AfterImages: partial reviews

Can You Dig It?

Stir Of Echoes (15)

On general release. Written and directed by David Koepp. Starring Kevin Bacon, Kathryn Erbe, Illeana Douglas

At last I have it! - death is the new sex. While movies were still black-and-white, sex was off-limits enough to be a testing subject. Until very recently, it was obligatory, until the new Puritanism (or ennui) chased it away again. The effect of romance is somewhat dulled by the divorce statistics. Democratic death, who visits us all in time, is very much the forbidden phrase of our time.

This up and coming genre 'the dead are always with us' is something of a bind. Death isn't all that hot, and should be avoided, but when it does catch up with you, life goes on. As it were. Party invitations may dry up, but you don't have to go to work.

The clear forerunner of Stir of Echoes is The Sixth Sense, but there are others - Ghost, Dead Again, and even Beetlejuice. Stir of Echoes is the poorer cousin. It's more confused, the story looks like two disparate halves welded together - a supernatural chiller, with quite effective shocks, and a peacetime thriller, about the 'nice neighbourhood' that houses monsters. Kevin Bacon and Kathryn Erbe work well together as Tom and Maggie, while they have regular marital strife, but the shift into hysteria, is out of their range, and writer/director Koepp hasn't given them the right pointers.

Jake, their son, starts the movie talking to an imaginary friend, but neither of his parents take any notice of his odd behaviour. The imaginary friend is, apparently, dead, but not scary to Jake As the kid doesn't get the creeps, it's a little puzzling why his dad does. Tom's mind is 'opened' by a wild post-hypnotic suggestion at a party, after which he gains very limited supernatural powers. He sees some things, but not others. He can track his baby as if Jake was fitted with one of those car tracer bugs. He knows his mother-in-law is dead before the phone rings. If he could see just a little more, the film would be an hour shorter, but that's not a convincing reason for his psychic circuits to go on the blink.

The ghost Jake sees, is similarly confusing. She passes her time in the afterlife chatting to the kid, rather than prying on the neighbours after lights out, and scaring Tom who sees her, and Maggie, who doesn't. Maybe she can time-travel, and mess with Tom's teeth, and she still can't check who's downstairs. Films like this should have rules, or a good reason not to have them. Beetlejuice just went to whatever was funny, but Stir of Echoes tries to go to wherever is scary, and is much less effective.

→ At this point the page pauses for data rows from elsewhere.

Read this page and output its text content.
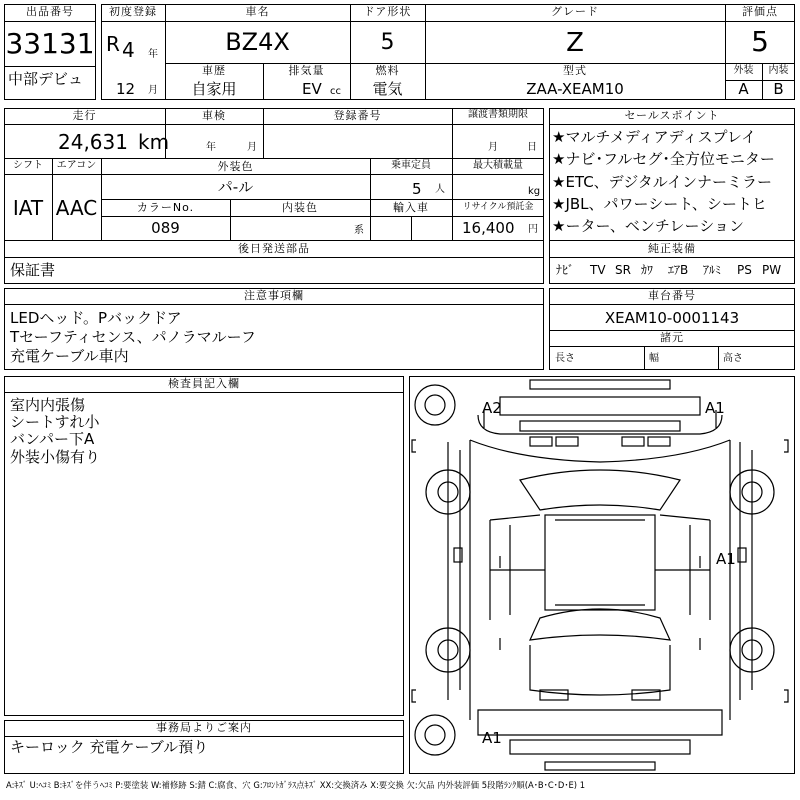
出品番号
33131
中部デビュ
初度登録
R 4 年
12 月
車名
BZ4X
ドア形状
5
グレード
Z
評価点
5
車歴
自家用
排気量
EV cc
燃料
電気
型式
ZAA-XEAM10
外装	内装
A	B
走行
24,631 km
車検
年	月
登録番号	譲渡書類期限
月	日
シフト
IAT
エアコン
AAC
外装色
パ-ル
乗車定員
5 人
最大積載量
kg
カラーNo.
089
内装色
系
輸入車	リサイクル預託金
16,400 円
後日発送部品
保証書
セールスポイント
★マルチメディアディスプレイ
★ナビ･フルセグ･全方位モニター
★ETC、デジタルインナーミラー
★JBL、パワーシート、シートヒ
★ーター、ベンチレーション
純正装備
ﾅﾋﾞ TV SR ｶﾜ ｴｱB ｱﾙﾐ PS PW
注意事項欄
LEDヘッド。Pバックドア
Tセーフティセンス、パノラマルーフ
充電ケーブル車内
車台番号
XEAM10-0001143
諸元
長さ	幅	高さ
検査員記入欄
室内内張傷
シートすれ小
バンパー下A
外装小傷有り
事務局よりご案内
キーロック 充電ケーブル預り
A2	A1
A1
A1
A:ｷｽﾞ U:ﾍｺﾐ B:ｷｽﾞを伴うﾍｺﾐ P:要塗装 W:補修跡 S:錆 C:腐食、穴 G:ﾌﾛﾝﾄｶﾞﾗｽ点ｷｽﾞ XX:交換済み X:要交換 欠:欠品 内外装評価 5段階ﾗﾝｸ順(A･B･C･D･E) 1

Koepp handles the sudden bangs which raise the tension quite well, but never goes beyond cliché. Like The Sixth Sense, Stir of Echoes uses visible breath as a visual indicator of a temperature drop. In the earlier film, it was a hint, here it's a prod. Tom sets about digging up his rented house believing that he's been 'told' to. This is the obsessive scene we've had in Close Encounters, and slightly differently, in The Shining. He goes so overboard, it could have been played for laughs. Bacon doesn't raise the pitch of his mania, so it becomes an excuse to show off his torso. Which lasts rather a while.

In the time it takes to walk to the exit, Stir of Echoes unravels completely. Maybe it should have been given to David Lynch who handles the nasty beneath the ordinary much better. Maybe Maggie's pregnancy is some sort of homage to Eraserhead, it does fill any other purpose.

Stir of Echoes is a disappointment all round. The pace is too flaccid, the dialogue is good in parts, and stupid in others. None of the performances go the extra mile beyond competent. And what was that ending? Maybe the budget ran out. You can however, get away with an awful lot with a killer final scene. Stir of Echoes doesn't have it.